Nel cuore dell’antica Aesernia: una giornata tra storia e sapori

26.04.2025

di Mario Garofalo

Ci sono viaggi che ti sorprendono anche quando pensi di sapere già tutto. Hai letto articoli, salvato post su Instagram, studiato mappe… eppure arrivi lì e ti accorgi che nulla ti aveva davvero preparato. Isernia è così: non si fa scoprire con un clic, ma passo dopo passo. È una città che si racconta in silenzio, tra vicoli antichi e pietre che sembrano avere una memoria tutta loro.

Oggi ho vissuto una giornata intensa, guidato da due persone speciali: Andrea Zullo, storico, e Marina Lucarino, archeologa. Due voci appassionate che hanno saputo trasformare un semplice itinerario in un vero viaggio nel tempo.

Siamo partiti da Piazza San Pietro Celestino V, nel cuore del centro storico. Erano le dieci del mattino, l'aria fresca e l'odore del caffè si mescolavano a quello della pietra bagnata. Isernia si è aperta davanti a noi come una pergamena: vicoli stretti, case in pietra, ciottoli lucidi… tutto sembrava raccontare qualcosa.

Andrea ci ha accolti con un tono calmo, quasi affettuoso. Mentre camminavamo, ci ha svelato la storia di Aesernia, colonia latina dal 263 a.C., un avamposto romano nel cuore del Sannio. Le sue parole erano precise, ma mai fredde. Davanti alle mura megalitiche ancora visibili, ho allungato la mano e ho toccato la storia. Sì, l'ho toccata davvero. Pietre enormi, incastrate perfettamente, che hanno attraversato secoli di guerre, terremoti e silenzi.

Poi è arrivata Marina. Energica, coinvolgente, capace di farti vedere le cose anche quando sono solo rovine. Ci ha portato nell'area dei templi romani. Il cuore?
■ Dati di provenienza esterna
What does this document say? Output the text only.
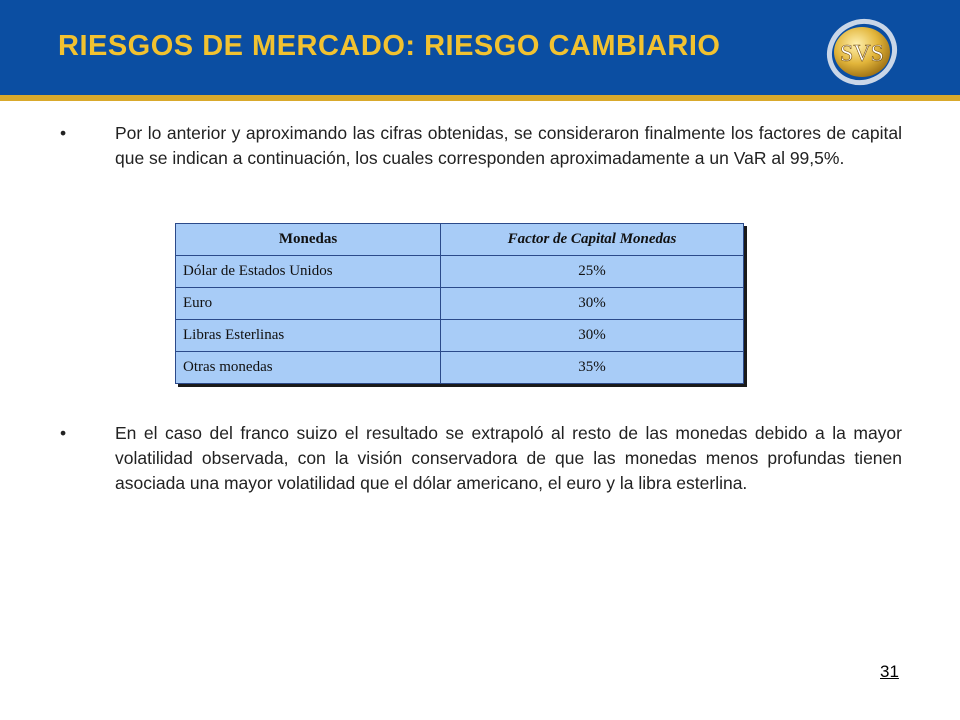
RIESGOS DE MERCADO: RIESGO CAMBIARIO	SVS
•	Por lo anterior y aproximando las cifras obtenidas, se consideraron finalmente los factores de capital que se indican a continuación, los cuales corresponden aproximadamente a un VaR al 99,5%.
Monedas	Factor de Capital Monedas
Dólar de Estados Unidos	25%
Euro	30%
Libras Esterlinas	30%
Otras monedas	35%
•	En el caso del franco suizo el resultado se extrapoló al resto de las monedas debido a la mayor volatilidad observada, con la visión conservadora de que las monedas menos profundas tienen asociada una mayor volatilidad que el dólar americano, el euro y la libra esterlina.
31
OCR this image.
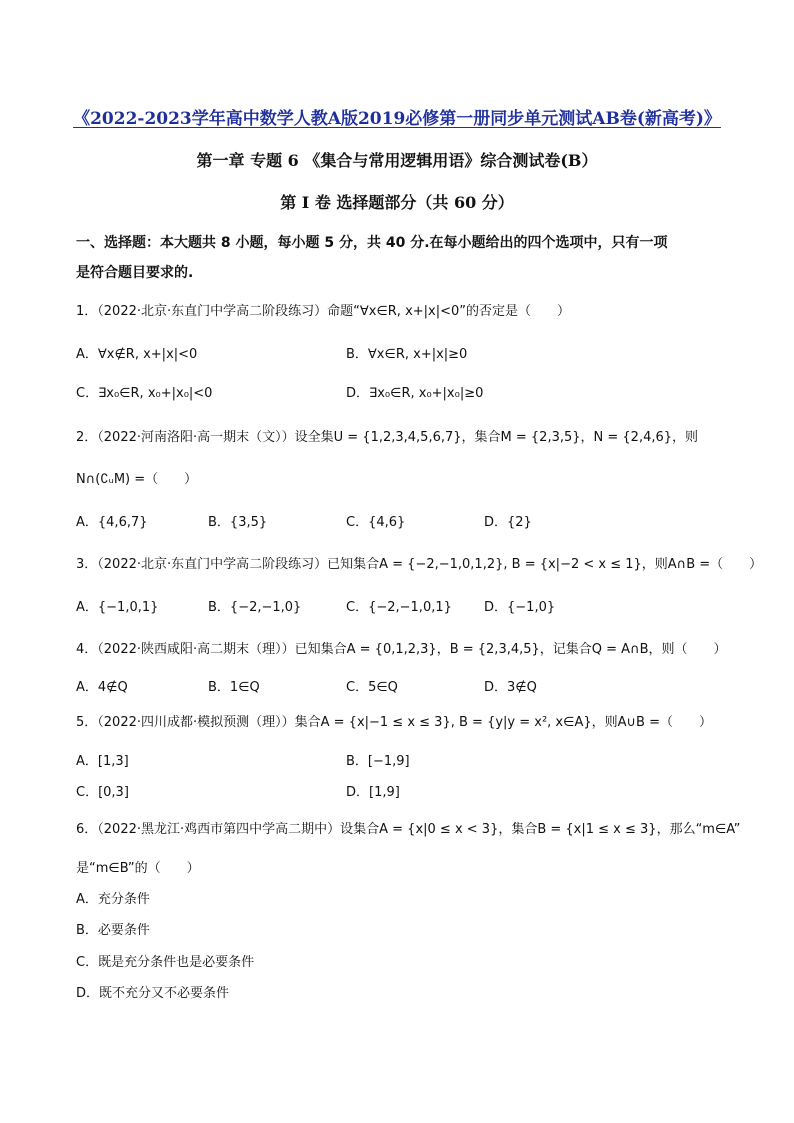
《2022-2023学年高中数学人教A版2019必修第一册同步单元测试AB卷(新高考)》
第一章 专题 6 《集合与常用逻辑用语》综合测试卷(B）
第 I 卷 选择题部分（共 60 分）
一、选择题：本大题共 8 小题，每小题 5 分，共 40 分.在每小题给出的四个选项中，只有一项
是符合题目要求的.
1．（2022·北京·东直门中学高二阶段练习）命题“∀x∈R, x+|x|<0”的否定是（　　）
A．∀x∉R, x+|x|<0	B．∀x∈R, x+|x|≥0
C．∃x₀∈R, x₀+|x₀|<0	D．∃x₀∈R, x₀+|x₀|≥0
2．（2022·河南洛阳·高一期末（文））设全集U = {1,2,3,4,5,6,7}，集合M = {2,3,5}，N = {2,4,6}，则
N∩(∁ᵤM) =（　　）
A．{4,6,7}	B．{3,5}	C．{4,6}	D．{2}
3．（2022·北京·东直门中学高二阶段练习）已知集合A = {−2,−1,0,1,2}, B = {x|−2 < x ≤ 1}，则A∩B =（　　）
A．{−1,0,1}	B．{−2,−1,0}	C．{−2,−1,0,1} D．{−1,0}
4．（2022·陕西咸阳·高二期末（理））已知集合A = {0,1,2,3}，B = {2,3,4,5}，记集合Q = A∩B，则（　　）
A．4∉Q	B．1∈Q	C．5∈Q	D．3∉Q
5．（2022·四川成都·模拟预测（理））集合A = {x|−1 ≤ x ≤ 3}, B = {y|y = x², x∈A}，则A∪B =（　　）
A．[1,3]	B．[−1,9]
C．[0,3]	D．[1,9]
6．（2022·黑龙江·鸡西市第四中学高二期中）设集合A = {x|0 ≤ x < 3}，集合B = {x|1 ≤ x ≤ 3}，那么“m∈A”
是“m∈B”的（　　）
A．充分条件
B．必要条件
C．既是充分条件也是必要条件
D．既不充分又不必要条件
Il Tempio A: un podio imponente, colonne spezzate, dettagli che parlano di grandezza. "Forse era dedicato a Ercole," ci ha detto. "Ma più che il nome, qui si sente il senso del sacro." E aveva ragione. In quel silenzio, rotto solo dal vento, sembrava di camminare accanto agli antichi. Un brivido, ma di quelli belli.

E poi, la meraviglia nascosta: il criptoportico. Un corridoio sotterraneo, fresco e misterioso, dove la luce arriva appena. Un'opera ingegneristica straordinaria, costruita con una precisione che fa quasi rabbia da quanto è perfetta. Marina e Andrea ci hanno raccontato che serviva per la difesa, lo stoccaggio, ma anche come luogo di incontro. Mi sono ritrovato con il naso all'insù, incantato da quelle volte che sembrano sfidare il tempo.

Dopo tante emozioni, ci voleva una sosta. E così siamo finiti all'Osteria "Da Patraterne". Un posto semplice, accogliente, con pareti piene di storie: pentole di rame, bottiglie antiche, profumi familiari. Ho preso un piatto di sagna e fagioli, una pasta fatta in casa che sapeva di tradizione. Poi carne arrosto, tenera, succosa, accompagnata da un bicchiere di rosso locale: corposo, sincero, come la gente da queste parti.

Nel pomeriggio, la luce si è fatta dorata e i resti romani hanno cambiato faccia. Sembravano risvegliarsi, diventare più vivi. Andrea e Marina ci hanno salutato con un sorriso, promettendo altri racconti, altre passeggiate.

Domani tornerò a Mantova, ma sento che da Isernia non me ne andrò davvero. Porterò con me molto più di qualche foto: porterò la sensazione di aver toccato il tempo con mano. Tra una pietra antica e un piatto fumante, ho ritrovato un legame con qualcosa di più profondo.

Quella di oggi non è stata solo una visita archeologica. È stato un incontro vero con l'anima di una città che non ha bisogno di effetti speciali. Isernia ti parla piano, ma se la ascolti, ti resta dentro. Nei suoi silenzi, nei suoi vicoli, nei suoi sapori.

Se cercate un'esperienza autentica, che vi sorprenda senza clamore, segnatevi Isernia. Non è solo storia. È vita. È emozione. È uno di quei viaggi che continuano anche dopo che sei tornato a casa.